Bueno, es verdad que al ser la última bodega la hemos cuidado con más mimo. La rehicimos completamente y conseguimos adaptarla a las nuevas necesidades. Pero con las bodegas, con los vinos, con los hijos, siempre hay que tratarlos por igual: todas son buenas, pero todas diferentes.

Su hija Eva María representa la continuidad de un apellido ¿Cómo imagina este futuro?

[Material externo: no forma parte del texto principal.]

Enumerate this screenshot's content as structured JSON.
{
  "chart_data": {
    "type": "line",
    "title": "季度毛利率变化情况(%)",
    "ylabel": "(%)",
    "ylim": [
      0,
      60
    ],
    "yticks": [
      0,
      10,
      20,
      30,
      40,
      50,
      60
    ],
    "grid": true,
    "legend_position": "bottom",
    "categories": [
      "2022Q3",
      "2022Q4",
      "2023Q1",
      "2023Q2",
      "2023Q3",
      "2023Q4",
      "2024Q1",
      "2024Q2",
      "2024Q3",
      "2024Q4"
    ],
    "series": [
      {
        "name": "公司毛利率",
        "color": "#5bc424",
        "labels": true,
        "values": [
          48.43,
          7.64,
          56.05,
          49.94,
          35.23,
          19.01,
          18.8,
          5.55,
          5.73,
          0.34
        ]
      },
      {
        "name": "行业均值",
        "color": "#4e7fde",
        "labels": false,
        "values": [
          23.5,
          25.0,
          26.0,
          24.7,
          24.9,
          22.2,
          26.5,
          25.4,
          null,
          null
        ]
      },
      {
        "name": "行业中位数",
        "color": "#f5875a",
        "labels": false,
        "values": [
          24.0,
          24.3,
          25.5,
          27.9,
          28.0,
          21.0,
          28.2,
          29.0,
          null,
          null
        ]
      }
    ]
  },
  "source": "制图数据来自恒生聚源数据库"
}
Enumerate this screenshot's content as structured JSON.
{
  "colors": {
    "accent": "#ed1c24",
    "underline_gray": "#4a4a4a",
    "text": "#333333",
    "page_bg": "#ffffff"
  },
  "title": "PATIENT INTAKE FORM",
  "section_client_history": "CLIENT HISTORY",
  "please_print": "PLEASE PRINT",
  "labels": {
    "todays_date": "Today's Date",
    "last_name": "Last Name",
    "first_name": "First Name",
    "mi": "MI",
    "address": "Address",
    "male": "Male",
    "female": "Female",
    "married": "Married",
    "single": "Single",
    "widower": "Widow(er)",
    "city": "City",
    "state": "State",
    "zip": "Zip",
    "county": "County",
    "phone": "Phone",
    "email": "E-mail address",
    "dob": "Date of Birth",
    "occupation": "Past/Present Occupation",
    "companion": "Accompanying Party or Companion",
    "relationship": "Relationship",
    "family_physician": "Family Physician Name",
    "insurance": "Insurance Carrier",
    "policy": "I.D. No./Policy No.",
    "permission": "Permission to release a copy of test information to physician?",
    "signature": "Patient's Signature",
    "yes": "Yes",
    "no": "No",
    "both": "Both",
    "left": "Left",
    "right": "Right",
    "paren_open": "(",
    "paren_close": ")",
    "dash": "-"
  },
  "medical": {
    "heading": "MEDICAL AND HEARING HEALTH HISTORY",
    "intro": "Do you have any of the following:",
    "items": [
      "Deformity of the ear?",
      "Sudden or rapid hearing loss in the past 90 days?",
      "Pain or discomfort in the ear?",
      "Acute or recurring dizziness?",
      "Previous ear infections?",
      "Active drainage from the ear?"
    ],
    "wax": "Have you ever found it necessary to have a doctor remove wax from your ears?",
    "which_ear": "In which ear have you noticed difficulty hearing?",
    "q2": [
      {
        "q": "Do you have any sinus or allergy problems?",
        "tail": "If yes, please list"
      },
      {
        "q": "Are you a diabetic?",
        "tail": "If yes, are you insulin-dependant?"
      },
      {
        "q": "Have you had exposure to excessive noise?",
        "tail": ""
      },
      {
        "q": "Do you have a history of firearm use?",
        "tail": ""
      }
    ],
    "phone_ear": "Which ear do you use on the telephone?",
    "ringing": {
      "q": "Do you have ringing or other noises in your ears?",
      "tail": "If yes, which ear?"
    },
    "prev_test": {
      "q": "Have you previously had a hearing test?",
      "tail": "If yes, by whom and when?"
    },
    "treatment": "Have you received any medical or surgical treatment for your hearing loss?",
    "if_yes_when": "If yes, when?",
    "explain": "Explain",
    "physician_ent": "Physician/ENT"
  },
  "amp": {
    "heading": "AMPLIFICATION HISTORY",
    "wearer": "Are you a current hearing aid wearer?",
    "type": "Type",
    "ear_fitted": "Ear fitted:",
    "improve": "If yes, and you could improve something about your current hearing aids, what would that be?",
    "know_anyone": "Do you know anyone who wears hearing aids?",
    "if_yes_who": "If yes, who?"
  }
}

Me lo imagino muy bien. Ella es la que sabe. Estuvo estudiando dos años en Madrid, dos en Tarragona y dos Burdeos. Ella es la que lleva todo y lo lleva muy bien. Me gustaría que en el futuro dejásemos envejecer los vinos un poquito más, como ya hacemos en Dehesa la Granja, para que salgan con 4 o 5 años.

De sus vinos para El Vínculo, ¿podría decirnos en una sola frase lo que significan para usted?

El Vínculo crianza 2011 edición limitada: «La crianza es la mejor forma de empezar a introducirte en el mundo del buen vino, pero poco a poco es mejor ir probando vinos con más años. Aún así, como se dejan sólo 3 kilos por cepa, nuestro Crianza con apenas cinco años, ahora mismo está muy bueno».

El Vínculo Reserva 2007: «Ya es un vino con ocho años, dos de ellos en barrica. Es un vino que va mostrando lo que es un vino con recorrido, con envejecimiento».

Paraje La Golosa GR 2004: «El Paraje la Golosa es otra cosa. Con ese pago, y cepas de 90 años, la uva es realmente buenísima y hacemos este gran vino que está impresionante».